In economics and medicine, the implications are huge. A hi-tech country could “hack”, or quietly capture, another country’s bio-economy – its genomes, microbiomes and ecosystems – for its own economic growth. Inequality will rise between countries that are tech leaders and those that are tech takers, if skills are not transferred and financial benefits are not shared.

The consulting firm Frost & Sullivan predicts that AI technologies will generate US$6.7 billion in global revenue from health care by 2021, compared with US$633.8 million in 2014. For instance, liquid biopsies – blood tests to diagnose cancer – could set off the next gold rush in health care. By 2025, between 100 million and two billion human genomes could be sequenced, an effort expected to exceed the computing challenges of running YouTube and Twitter.

Never before has our species been equipped to acquire biological data on such a grand scale. Such capacities may raise ambitions to not only monetise, but also weaponise, ever more bio-intelligence.
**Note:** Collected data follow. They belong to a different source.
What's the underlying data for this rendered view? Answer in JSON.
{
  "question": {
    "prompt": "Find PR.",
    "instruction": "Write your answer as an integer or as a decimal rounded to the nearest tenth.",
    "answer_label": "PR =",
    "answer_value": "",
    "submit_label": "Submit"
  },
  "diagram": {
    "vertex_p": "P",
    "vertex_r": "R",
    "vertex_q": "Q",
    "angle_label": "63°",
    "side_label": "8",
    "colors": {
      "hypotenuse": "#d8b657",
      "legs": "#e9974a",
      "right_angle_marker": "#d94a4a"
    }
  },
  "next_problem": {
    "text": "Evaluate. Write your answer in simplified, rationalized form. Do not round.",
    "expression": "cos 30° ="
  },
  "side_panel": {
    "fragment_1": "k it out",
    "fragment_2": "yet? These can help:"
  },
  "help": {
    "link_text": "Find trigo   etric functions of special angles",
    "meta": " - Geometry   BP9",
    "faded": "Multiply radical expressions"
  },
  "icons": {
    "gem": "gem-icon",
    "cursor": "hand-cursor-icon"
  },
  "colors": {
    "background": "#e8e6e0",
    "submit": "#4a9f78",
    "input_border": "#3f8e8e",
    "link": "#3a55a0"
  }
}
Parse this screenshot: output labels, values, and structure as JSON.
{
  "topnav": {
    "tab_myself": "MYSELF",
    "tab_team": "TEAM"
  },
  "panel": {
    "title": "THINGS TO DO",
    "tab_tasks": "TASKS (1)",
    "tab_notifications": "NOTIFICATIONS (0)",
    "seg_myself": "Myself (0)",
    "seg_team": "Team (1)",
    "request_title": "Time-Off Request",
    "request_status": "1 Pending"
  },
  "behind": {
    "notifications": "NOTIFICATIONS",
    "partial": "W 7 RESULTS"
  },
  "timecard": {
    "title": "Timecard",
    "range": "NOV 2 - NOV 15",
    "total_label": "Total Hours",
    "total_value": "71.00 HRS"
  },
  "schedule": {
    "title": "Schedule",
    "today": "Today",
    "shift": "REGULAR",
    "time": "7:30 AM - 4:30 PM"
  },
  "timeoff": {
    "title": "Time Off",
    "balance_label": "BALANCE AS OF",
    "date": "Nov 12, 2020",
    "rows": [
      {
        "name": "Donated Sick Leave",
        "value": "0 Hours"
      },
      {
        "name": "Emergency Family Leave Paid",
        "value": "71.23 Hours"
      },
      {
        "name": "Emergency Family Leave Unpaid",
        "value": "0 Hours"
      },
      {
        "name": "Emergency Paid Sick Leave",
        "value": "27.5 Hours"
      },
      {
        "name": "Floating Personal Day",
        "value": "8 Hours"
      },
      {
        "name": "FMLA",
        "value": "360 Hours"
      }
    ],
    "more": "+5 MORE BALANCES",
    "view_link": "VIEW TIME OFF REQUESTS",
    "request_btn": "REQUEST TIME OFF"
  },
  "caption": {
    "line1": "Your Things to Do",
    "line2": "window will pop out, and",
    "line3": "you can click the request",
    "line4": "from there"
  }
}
Indeed, AI and biotech research is a strategic piece of a country’s security arsenal. It drives development in “medical countermeasures”, the vaccines and drugs needed to protect against a bioterrorist attack.

Algorithms are becoming a crucial tool for detecting potential threats from known and unknown DNA sequences. Applying AI deep learning to genomic data sets could help geneticists master genome editing and optimise human health; it could also lead to military applications.

China is planning to achieve dominance in bio-intelligence. The question is whether other countries will open their eyes to this and try to gain a competitive edge.